Most states that have taken active steps to keep child-only health insurance available have succeeded, but three have not.
Katie Keith, a health policy specialist at Georgetown University, and colleagues have reported that finding in paper on the regulation of the child-only health insurance market that was distributed by the Commonwealth Fund.
A child-only health insurance policy is a policy that covers one or more child without covering the parents or guardians. Uninsured parents who cannot afford family coverage may buy the policies to ensure that children are covered. In other cases, parents who can get only employee-only coverage through their employers might buy child-only policies to cover dependents.
Traditionally, the idea of child-only health insurance has had bipartisan appeal.

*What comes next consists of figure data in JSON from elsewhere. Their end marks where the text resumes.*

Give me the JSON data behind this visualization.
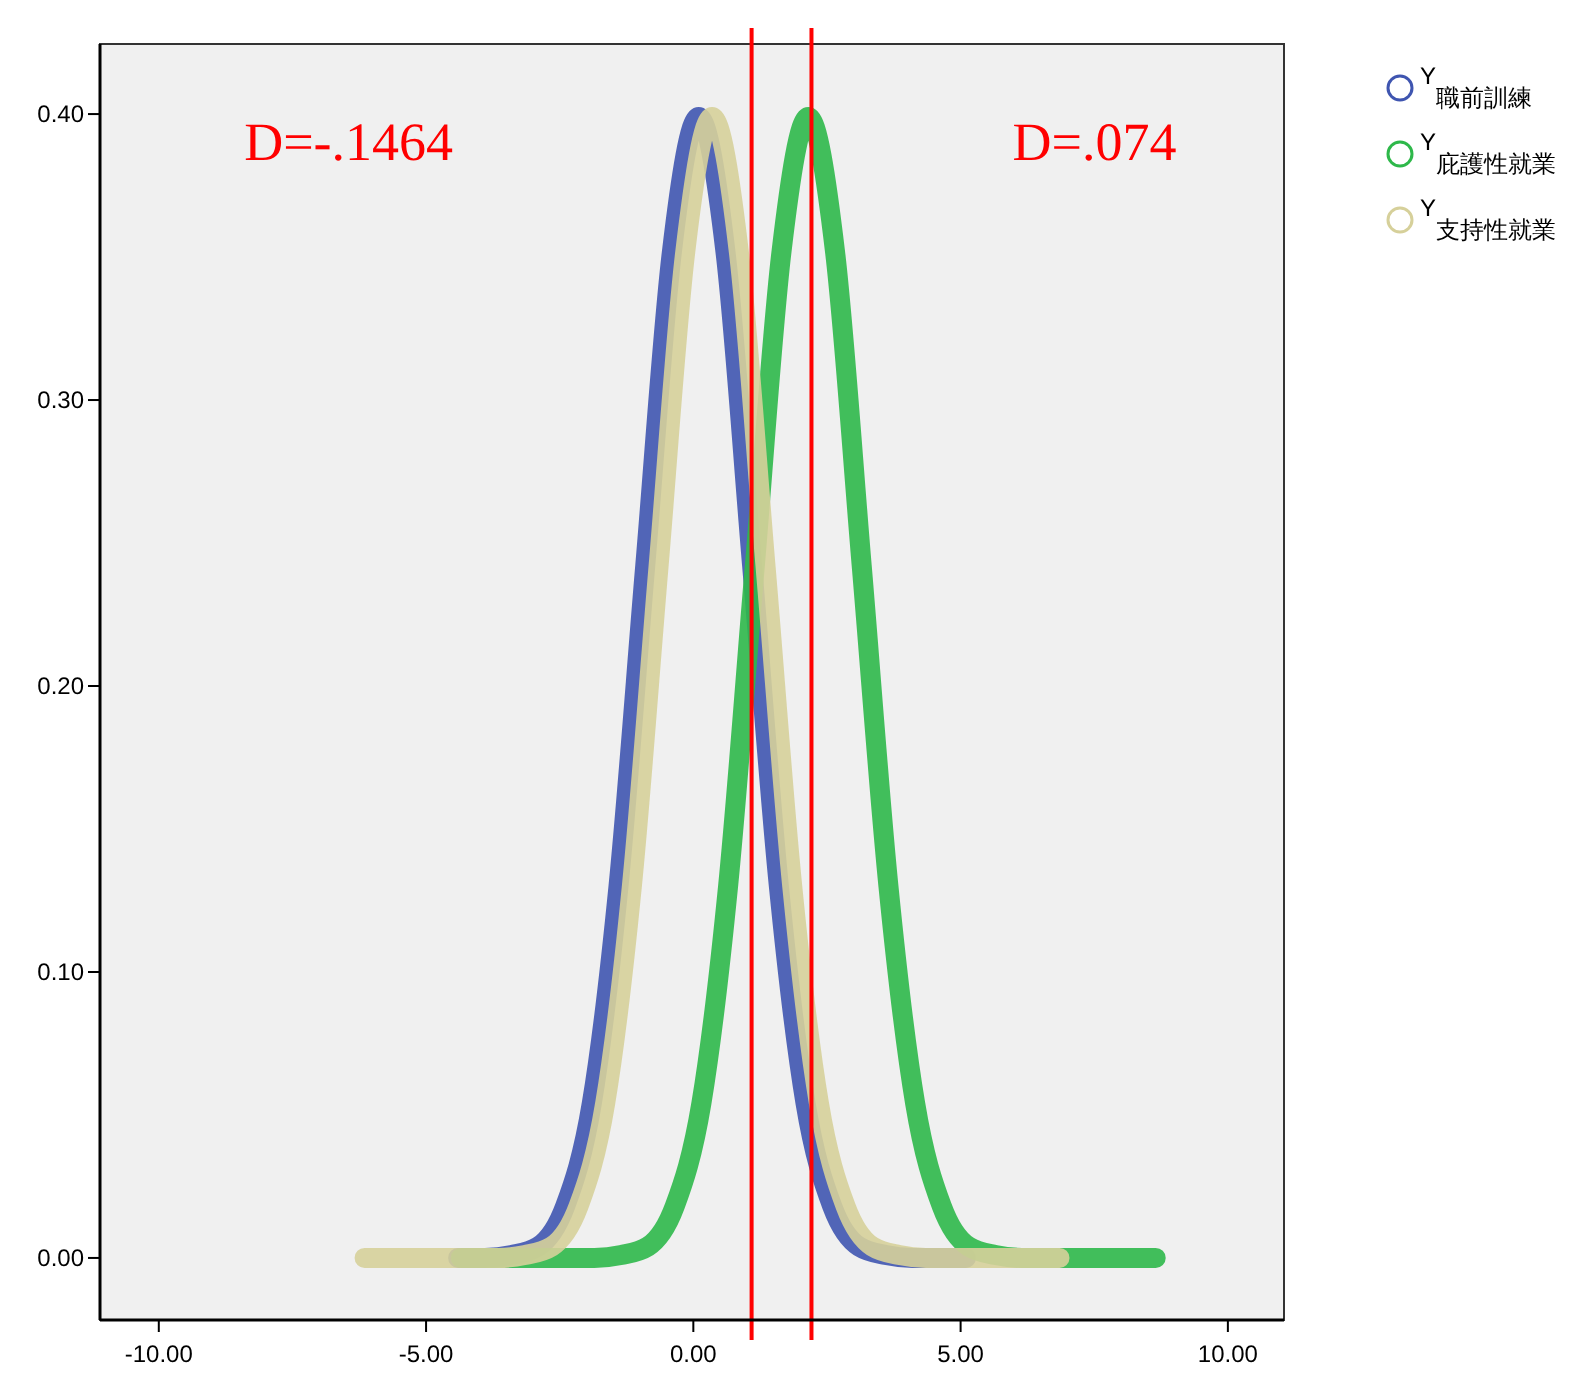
{
  "chart_data": {
    "type": "line",
    "legend": "top right",
    "grid": false,
    "xlim": [
      -11.1,
      11.05
    ],
    "ylim": [
      -0.0217,
      0.4245
    ],
    "xticks": [
      {
        "value": -10,
        "label": "-10.00"
      },
      {
        "value": -5,
        "label": "-5.00"
      },
      {
        "value": 0,
        "label": "0.00"
      },
      {
        "value": 5,
        "label": "5.00"
      },
      {
        "value": 10,
        "label": "10.00"
      }
    ],
    "yticks": [
      {
        "value": 0,
        "label": "0.00"
      },
      {
        "value": 0.1,
        "label": "0.10"
      },
      {
        "value": 0.2,
        "label": "0.20"
      },
      {
        "value": 0.3,
        "label": "0.30"
      },
      {
        "value": 0.4,
        "label": "0.40"
      }
    ],
    "series": [
      {
        "name": "Y$_{職前訓練}$",
        "color": "#3f55b0",
        "x": [
          -4.4,
          -3.9,
          -3.4,
          -2.9,
          -2.4,
          -1.9,
          -1.4,
          -0.9,
          -0.4,
          0.1,
          0.6,
          1.1,
          1.6,
          2.1,
          2.6,
          3.1,
          3.6,
          4.1,
          4.6,
          5.1
        ],
        "values": [
          0,
          0,
          0.001,
          0.004,
          0.018,
          0.054,
          0.13,
          0.242,
          0.352,
          0.399,
          0.352,
          0.242,
          0.13,
          0.054,
          0.018,
          0.004,
          0.001,
          0,
          0,
          0
        ]
      },
      {
        "name": "Y$_{庇護性就業}$",
        "color": "#2eb84a",
        "x": [
          -4.35,
          -3.85,
          -3.35,
          -2.85,
          -2.35,
          -1.85,
          -1.35,
          -0.85,
          -0.35,
          0.15,
          0.65,
          1.15,
          1.65,
          2.15,
          2.65,
          3.15,
          3.65,
          4.15,
          4.65,
          5.15,
          5.65,
          6.15,
          6.65,
          7.15,
          7.65,
          8.15,
          8.65
        ],
        "values": [
          0,
          0,
          0,
          0,
          0,
          0,
          0.001,
          0.004,
          0.018,
          0.054,
          0.13,
          0.242,
          0.352,
          0.399,
          0.352,
          0.242,
          0.13,
          0.054,
          0.018,
          0.004,
          0.001,
          0,
          0,
          0,
          0,
          0,
          0
        ]
      },
      {
        "name": "Y$_{支持性就業}$",
        "color": "#d6d09a",
        "x": [
          -6.15,
          -5.65,
          -5.15,
          -4.65,
          -4.15,
          -3.65,
          -3.15,
          -2.65,
          -2.15,
          -1.65,
          -1.15,
          -0.65,
          -0.15,
          0.35,
          0.85,
          1.35,
          1.85,
          2.35,
          2.85,
          3.35,
          3.85,
          4.35,
          4.85,
          5.35,
          5.85,
          6.35,
          6.85
        ],
        "values": [
          0,
          0,
          0,
          0,
          0,
          0,
          0.001,
          0.004,
          0.018,
          0.054,
          0.13,
          0.242,
          0.352,
          0.399,
          0.352,
          0.242,
          0.13,
          0.054,
          0.018,
          0.004,
          0.001,
          0,
          0,
          0,
          0,
          0,
          0
        ]
      }
    ],
    "ref_lines": [
      {
        "axis": "x",
        "value": 1.09,
        "color": "#ff0000"
      },
      {
        "axis": "x",
        "value": 2.21,
        "color": "#ff0000"
      }
    ],
    "annotations": [
      "D=-.1464",
      "D=.074"
    ]
  }
}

In 1996, for example, Democrats in Congress asked health insurers to provide child-only plans.
The drafters of the Patient Protection and Affordable Care Act of 2010 (PPACA) tried to improve children’s access to health coverage by including a provision that prohibits insurers from denying or limiting coverage for children under the age of 19.
PPACA did not set limits on the rates health insurers could charge sick children, but insurers argued that requiring them to provide coverage for sick children would create a “free rider” problem, by encouraging parents to wait until children were already seriously ill to pay for coverage.
Many health insurers moved to eliminate or restrict sales of child-only products.
Since then, Keith and colleagues say in their paper, 22 states and the District of Columbia have taken steps to try to protect the child-only health insurance market against PPACA-related disruption.
Nine states tried to handle child-only market disruption by passing laws. Ten states and the District of Columbia adopted regulations, and three states issued bulletins, memoranda or letters, the analysts said.
Today, the analysts say, child-only coverage is still available in 19 of those jurisdictions – Arkansas, California, Colorado, Delaware, Illinois, Iowa, Kentucky, Maryland, Missouri, Montana, New Hampshire, North Carolina, Oklahoma, Oregon, South Dakota, Texas, Utah, Virginia, Washington and the District of Columbia.
The analysts found that child-only coverage appears to be unavailable, or available only on a small scale, Indiana, Nevada and Ohio.
Nine states -- Arkansas, California, Colorado, Iowa, Kentucky, New Hampshire, South Dakota, Utah, and Washington – now require insurers that sell other types of coverage in the state to sell child-only coverage.
Child-only coverage is still available in all of those states.
Two states – New Hampshire and Oregon – have tried to encourage the sale of child-only policies, and those states both provide child-only coverage reinsurance programs.
Both of those states still have active child-only health insurance markets, the analysts said.
Nineteen of the jurisdictions have tried to reduce the free-rider problem by creating “open enrollment” periods.
Open-enrollment periods discourage families from waiting until children are sick to buy coverage by limiting the times when the families can buy family-only coverage.
The analysts found that 12 jurisdictions – Delaware, Illinois, Indiana, Maryland, Mississippi, Nevada, North Carolina, Ohio, Oklahoma, Texas and Virginia – tried to deal with PPACA-related child-only market disruption simply by creating open-enrollment periods, without imposing rules requiring any insurers to offer child-only coverage.
The three states with no active child-only coverage market are all in the group of states that have open-enrollment requirements but no requirements that insurers offer child-only coverage.
Of the nine states that required insurers to offer child-only coverage, five had sufficient legal authority to do so without passing new legislation. These findings suggest that states may be able to use existing legal authority to
One of the lessons of the analysis is that states do seem to have the flexibility to improve their markets, the analysts said.
“The findings also suggest the need for meaningful regulatory incentives to avoid market disruption in successfully implementing broader [PPACA] reforms in 2014,” the analysts said.